I think I'm still basking in the warm glow of having nothing that must be done. My mind seems empty of anything worth putting in words.
I suspect, in fact, that this is as a consequence of having spent so much time recently thinking visually. I've got out of the habit of verbalising. Normally I find myself writing things in my head and can't wait to get them down on the screen.
All I have at the moment are images - images of streets, images of figures, images of more abstract elements derived from buildings and rust and brick and pipework.
In an attempt to reconfigure my brain, I'm reading. I recently finished Chris Petit's Robinson - a fascinating book which manages to transpose some of the qualities of Neo-Romanticism (did I mention that Graham Sutherland was the subject of my Dissertation?) from the landscape to an urban setting.

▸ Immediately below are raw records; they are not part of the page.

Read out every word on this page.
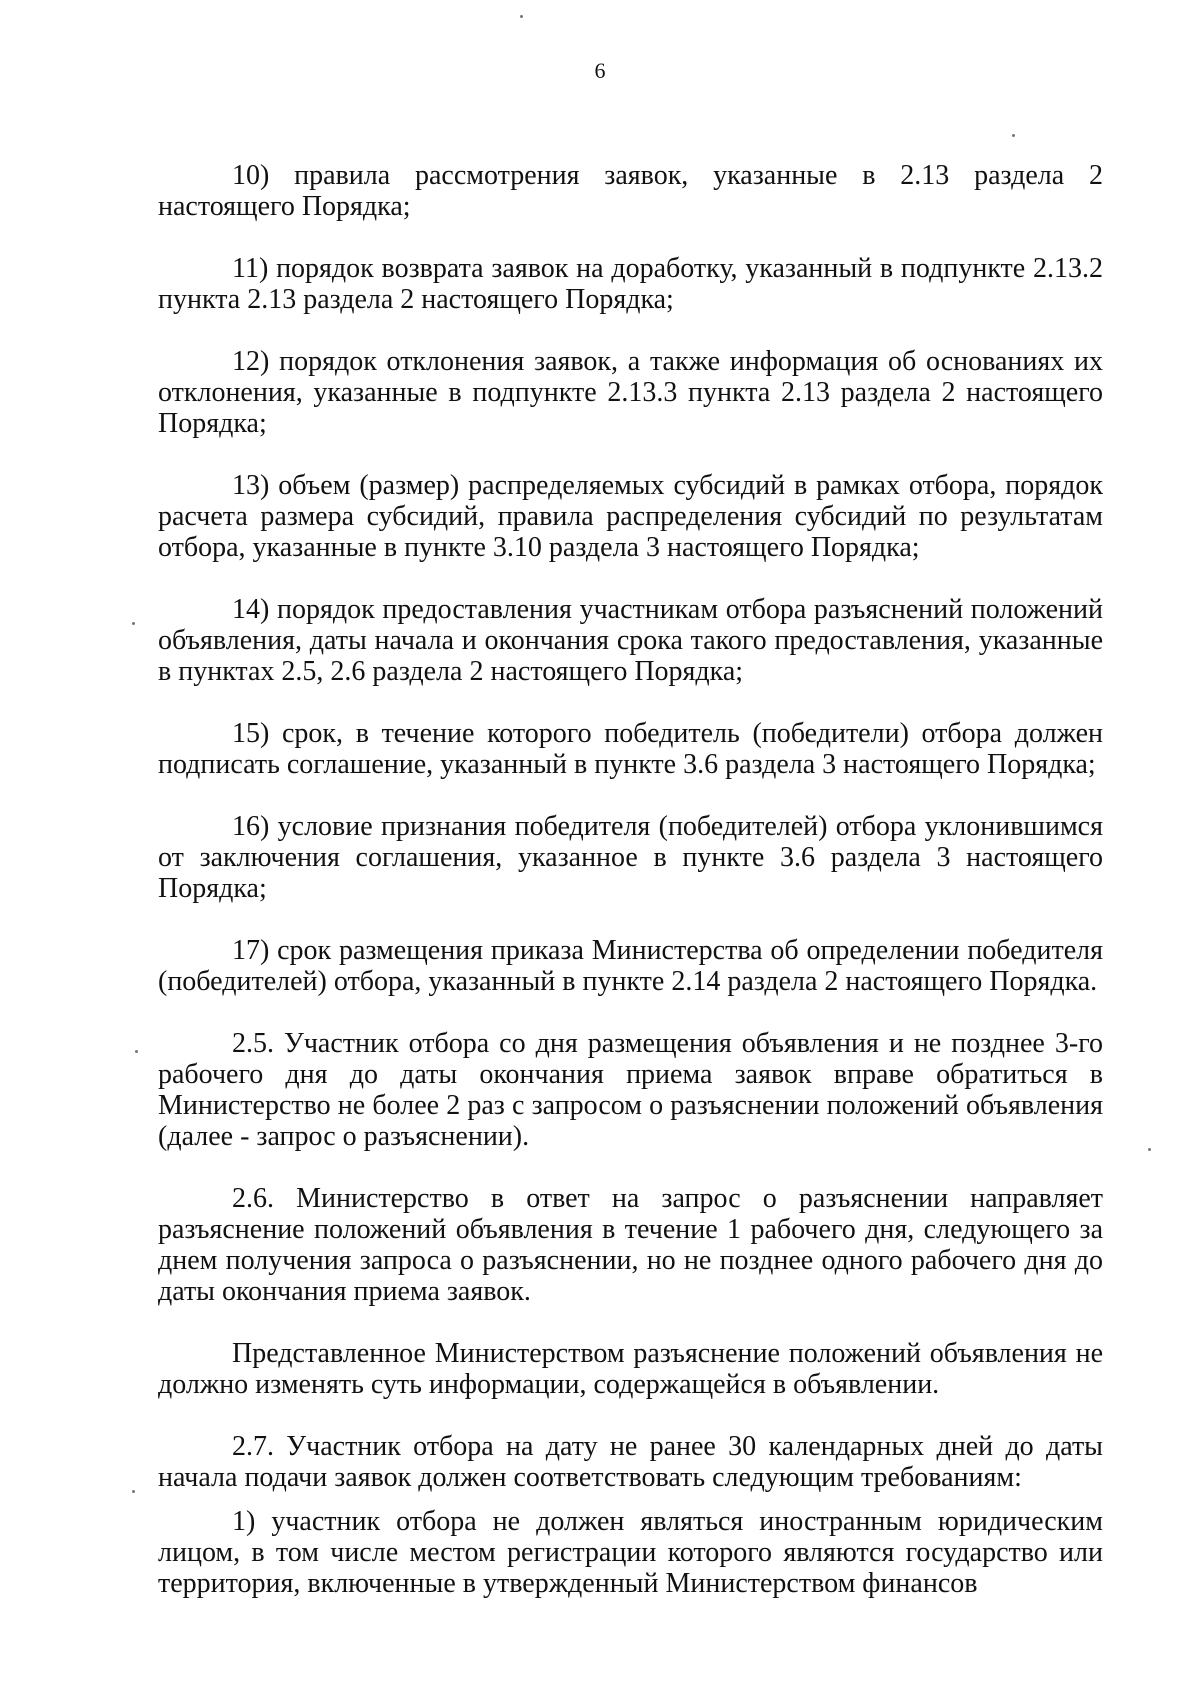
6

10) правила рассмотрения заявок, указанные в 2.13 раздела 2 настоящего Порядка;

11) порядок возврата заявок на доработку, указанный в подпункте 2.13.2 пункта 2.13 раздела 2 настоящего Порядка;

12) порядок отклонения заявок, а также информация об основаниях их отклонения, указанные в подпункте 2.13.3 пункта 2.13 раздела 2 настоящего Порядка;

13) объем (размер) распределяемых субсидий в рамках отбора, порядок расчета размера субсидий, правила распределения субсидий по результатам отбора, указанные в пункте 3.10 раздела 3 настоящего Порядка;

14) порядок предоставления участникам отбора разъяснений положений объявления, даты начала и окончания срока такого предоставления, указанные в пунктах 2.5, 2.6 раздела 2 настоящего Порядка;

15) срок, в течение которого победитель (победители) отбора должен подписать соглашение, указанный в пункте 3.6 раздела 3 настоящего Порядка;

16) условие признания победителя (победителей) отбора уклонившимся от заключения соглашения, указанное в пункте 3.6 раздела 3 настоящего Порядка;

17) срок размещения приказа Министерства об определении победителя (победителей) отбора, указанный в пункте 2.14 раздела 2 настоящего Порядка.

2.5. Участник отбора со дня размещения объявления и не позднее 3-го рабочего дня до даты окончания приема заявок вправе обратиться в Министерство не более 2 раз с запросом о разъяснении положений объявления (далее - запрос о разъяснении).

2.6. Министерство в ответ на запрос о разъяснении направляет разъяснение положений объявления в течение 1 рабочего дня, следующего за днем получения запроса о разъяснении, но не позднее одного рабочего дня до даты окончания приема заявок.

Представленное Министерством разъяснение положений объявления не должно изменять суть информации, содержащейся в объявлении.

2.7. Участник отбора на дату не ранее 30 календарных дней до даты начала подачи заявок должен соответствовать следующим требованиям:

1) участник отбора не должен являться иностранным юридическим лицом, в том числе местом регистрации которого являются государство или территория, включенные в утвержденный Министерством финансов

In the dark underworld of seedy London, the narrator is seduced and manipulated into Robinson's schemes. Dragged down by alcoholism and drugs, he finds himself involved, first of all, in the shady side of the second-hand book business.
But Robinson - a Harry Lime for today - continues his corruption by drawing him into pornographic film-making and finally into collusion in torture and murder.
Petit, a film-maker himself, paints an unforgettable picture of the city's underbelly, full of cardboard-box townships and riots, with an apocalyptic storm as the ultimate backdrop. JG Ballard, out of Iain Sinclair.
And now for something completely different, and certainly less demanding. I've just started Dan Brown's The Da Vinci Code., which, despite the hype, comes well recommended. I'd have preferred it to be called The Leonardo Code, though.